Back to skills
extension
Category: Development & EngineeringNo API key required

pentest-web-application-logic-mapper

Security assessment skill for mapping application business logic, state machines, and hidden API surfaces. Use when prompts include spider, crawl, state machine, hidden surface, workflow mapping, or hidden API discovery. Do not use for exploit development or final reporting only.
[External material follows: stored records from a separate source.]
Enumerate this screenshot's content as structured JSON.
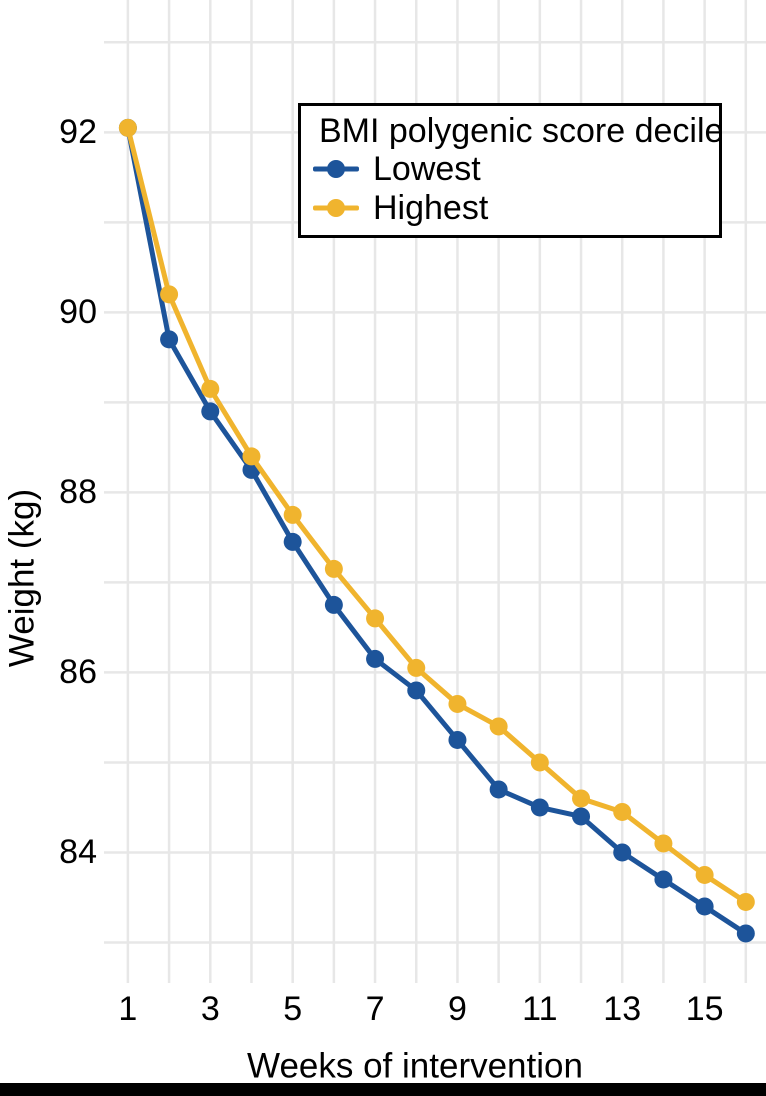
{
  "figure": {
    "kind": "line chart",
    "background": "#ffffff"
  },
  "legend": {
    "title": "BMI polygenic score decile",
    "items": [
      {
        "label": "Lowest",
        "color": "#1d549a"
      },
      {
        "label": "Highest",
        "color": "#f0b42e"
      }
    ]
  },
  "chart_data": {
    "type": "line",
    "title": "",
    "xlabel": "Weeks of intervention",
    "ylabel": "Weight (kg)",
    "x": [
      1,
      2,
      3,
      4,
      5,
      6,
      7,
      8,
      9,
      10,
      11,
      12,
      13,
      14,
      15,
      16
    ],
    "series": [
      {
        "name": "Lowest",
        "color": "#1d549a",
        "values": [
          92.05,
          89.7,
          88.9,
          88.25,
          87.45,
          86.75,
          86.15,
          85.8,
          85.25,
          84.7,
          84.5,
          84.4,
          84.0,
          83.7,
          83.4,
          83.1
        ]
      },
      {
        "name": "Highest",
        "color": "#f0b42e",
        "values": [
          92.05,
          90.2,
          89.15,
          88.4,
          87.75,
          87.15,
          86.6,
          86.05,
          85.65,
          85.4,
          85.0,
          84.6,
          84.45,
          84.1,
          83.75,
          83.45
        ]
      }
    ],
    "xticks": [
      1,
      3,
      5,
      7,
      9,
      11,
      13,
      15
    ],
    "yticks": [
      84,
      86,
      88,
      90,
      92
    ],
    "grid_x": [
      1,
      2,
      3,
      4,
      5,
      6,
      7,
      8,
      9,
      10,
      11,
      12,
      13,
      14,
      15,
      16
    ],
    "grid_y": [
      83,
      84,
      85,
      86,
      87,
      88,
      89,
      90,
      91,
      92,
      93
    ],
    "xlim": [
      0.42,
      16.49
    ],
    "ylim": [
      82.55,
      93.47
    ],
    "grid": "on",
    "grid_color": "#e7e7e7",
    "axis_lines": "none",
    "legend_position": "top-center-inside",
    "marker": "circle",
    "text_color": "#000000"
  }
}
personAuthor: jakexiaohubgithub

Web Application Logic Mapper

Purpose

Map application workflows, state machines, and hidden surfaces so downstream validation starts from concrete routes, actions, and trust boundaries.

Use When

  • The owner phase is spidering, crawling, hidden route discovery, state-machine mapping, workflow modeling, or route-to-action relationship mapping.
  • Recon has found a live application surface but not enough workflow context for focused validation.

Scope

  • Complex multi-step workflows (checkout, registration, approval processes).
  • State-dependent actions (e.g., "Draft" -> "Pending" -> "Published").
  • Hidden or undocumented API endpoints and parameters.

Inputs

  • Spider/Crawl Data: List of discovered URLs and forms.
  • API Documentation: Swagger/OpenAPI specs, WSDLs (if available).
  • User Manuals/Help Docs: Descriptions of intended workflows.

Output

  • State Machine Diagram: Visualization of valid states and transitions.
  • Logic Flaw Report: Identification of invalid state transitions or skipped steps.
  • Hidden Surface Map: List of unlinked but accessible endpoints.

Success Metrics

  • Workflow Bypass: Skipping a mandatory step (e.g., payment) to complete a process.
  • State Manipulation: Forcing an object into an invalid or advantageous state (e.g., reopening a closed ticket).
  • Hidden Feature Discovery: Accessing beta, debug, or legacy features not intended for public use.

Workflow

  1. Establish identity context, session state, and scope boundaries.
  2. Map navigable routes, hidden routes, forms, APIs, and client-side calls.
  3. Link actions to objects, roles, states, and side effects.
  4. Identify trust boundaries and privileged transitions before testing abuse.
  5. Mark confirmed routes, hypotheses, rejected paths, and unknowns separately.
  6. Hand off precise targets to validation skills.

Verification Gate

  • Confirm hidden surfaces with direct, low-impact requests before treating them as reachable.
  • Use workflow controls before reporting skipped-step or invalid-transition claims.
  • Treat crawler output as a lead until manually or programmatically verified.

Common Attack Vectors and Primitives

  • Race Conditions: Sending concurrent requests to exploit timing windows (e.g., using a coupon twice).
  • Business Logic Errors: Exploiting flaws in the implementation of business rules (e.g., negative quantity in cart).
  • Forced Browsing: Accessing URLs directly without navigating through the UI.
  • Mass Assignment: Modifying internal object properties (e.g., isAdmin, balance) by including them in the request body.

Controls to Test Against

  • State Validation: Verify that the server enforces valid state transitions.
  • Transactional Integrity: Ensure critical operations are atomic and consistent.
  • Rate Limiting: Check for limits on sensitive actions to prevent brute-force or abuse.

Handoff Criteria

  • Hand off to pentest-business-logic-abuse when invalid transitions, race windows, replay, or quota abuse become the owner phase.
  • Hand off to pentest-advanced-access-control-auditor or pentest-authentication-authorization-review when route access depends on roles, ownership, sessions, or tenants.
  • Hand off to pentest-input-protocol-manipulation or pentest-xss when parser behavior or browser sinks are the main blocker.